Регулярные тренировки в любое время года и при любой погоде превратили Митеньку в сильного и спортивного молодого человека, но полюбить все эти упражнения он так и не смог. Что касалось реки, то тут дело было не в плавании или холодной воде. Митеньке было ужасно стыдно, но он страшно боялся пиявок, которыми изобиловало илистое дно Пахры. Вернее, конечно, не боялся, просто испытывал к ним сильнейшее брезгливое отвращение. Однажды такая дрянь присосалась к его ноге, и он заметил это, только выйдя на берег. Митеньку до сих пор передергивало от воспоминания о том, как он сидел на траве и тихо подвывал, а неустрашимый Белецкий снимал с него распухшего кровососа и прижигал маленькую, но сильно кровоточащую ранку.

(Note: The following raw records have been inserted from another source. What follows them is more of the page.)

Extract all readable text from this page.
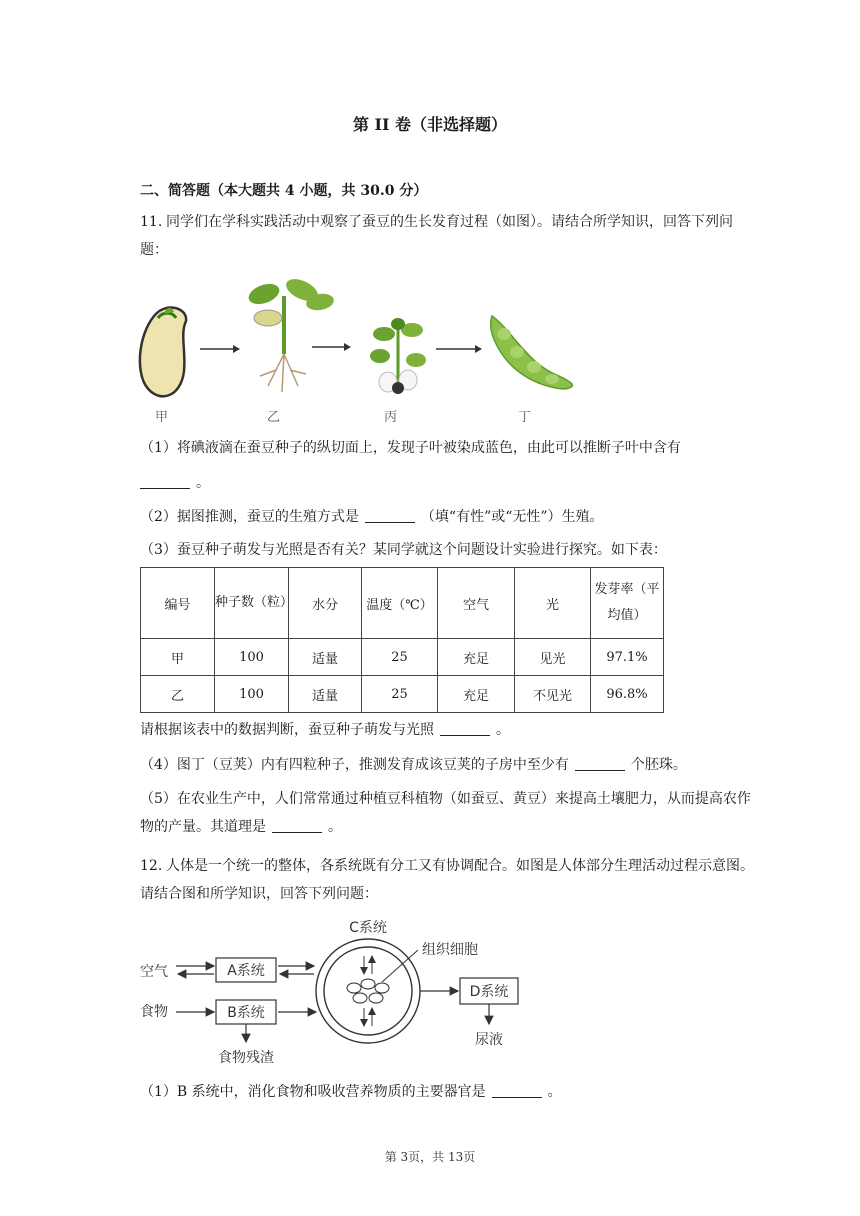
第 II 卷（非选择题）
二、简答题（本大题共 4 小题，共 30.0 分）
11. 同学们在学科实践活动中观察了蚕豆的生长发育过程（如图）。请结合所学知识，回答下列问题：
甲	乙	丙	丁
（1）将碘液滴在蚕豆种子的纵切面上，发现子叶被染成蓝色，由此可以推断子叶中含有
。
（2）据图推测，蚕豆的生殖方式是	（填“有性”或“无性”）生殖。
（3）蚕豆种子萌发与光照是否有关？某同学就这个问题设计实验进行探究。如下表：
编号	种子数（粒）	水分	温度（℃）	空气	光	发芽率（平均值）
甲	100	适量	25	充足	见光	97.1%
乙	100	适量	25	充足	不见光	96.8%
请根据该表中的数据判断，蚕豆种子萌发与光照	。
（4）图丁（豆荚）内有四粒种子，推测发育成该豆荚的子房中至少有	个胚珠。
（5）在农业生产中，人们常常通过种植豆科植物（如蚕豆、黄豆）来提高土壤肥力，从而提高农作物的产量。其道理是	。
12. 人体是一个统一的整体，各系统既有分工又有协调配合。如图是人体部分生理活动过程示意图。请结合图和所学知识，回答下列问题：
C系统
空气
食物
A系统
B系统
食物残渣
组织细胞
D系统
尿液
（1）B 系统中，消化食物和吸收营养物质的主要器官是	。
第 3页，共 13页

Митенька принялся обреченно натягивать рубашку. Белецкий никогда не помогал ему с одеванием, разве что с подвязыванием галстука. Он вообще был строг со своим подопечным, хотя и почтителен. С самого начала Белецкий обращался к Митеньке исключительно на «вы» и по имени и отчеству, а тот с детских лет привык называть наставника на «ты», хотя более ни с кем из взрослых себе этого не позволял. Впрочем, Белецкий был не таким уж и взрослым, с Митенькой их разделяло всего десять лет.
– А когда гости приедут? – поинтересовался Митенька, запихивая ноги в туфли. – Матушка говорила, сегодня к вечеру.
– Ну, раз Александра Михайловна так говорила, так оно и будет. А значит, вам следует поторапливаться. До вечера еще многое нужно успеть. Оделись? Тогда идемте.
Митенька вздохнул и поплелся за своим мучителем.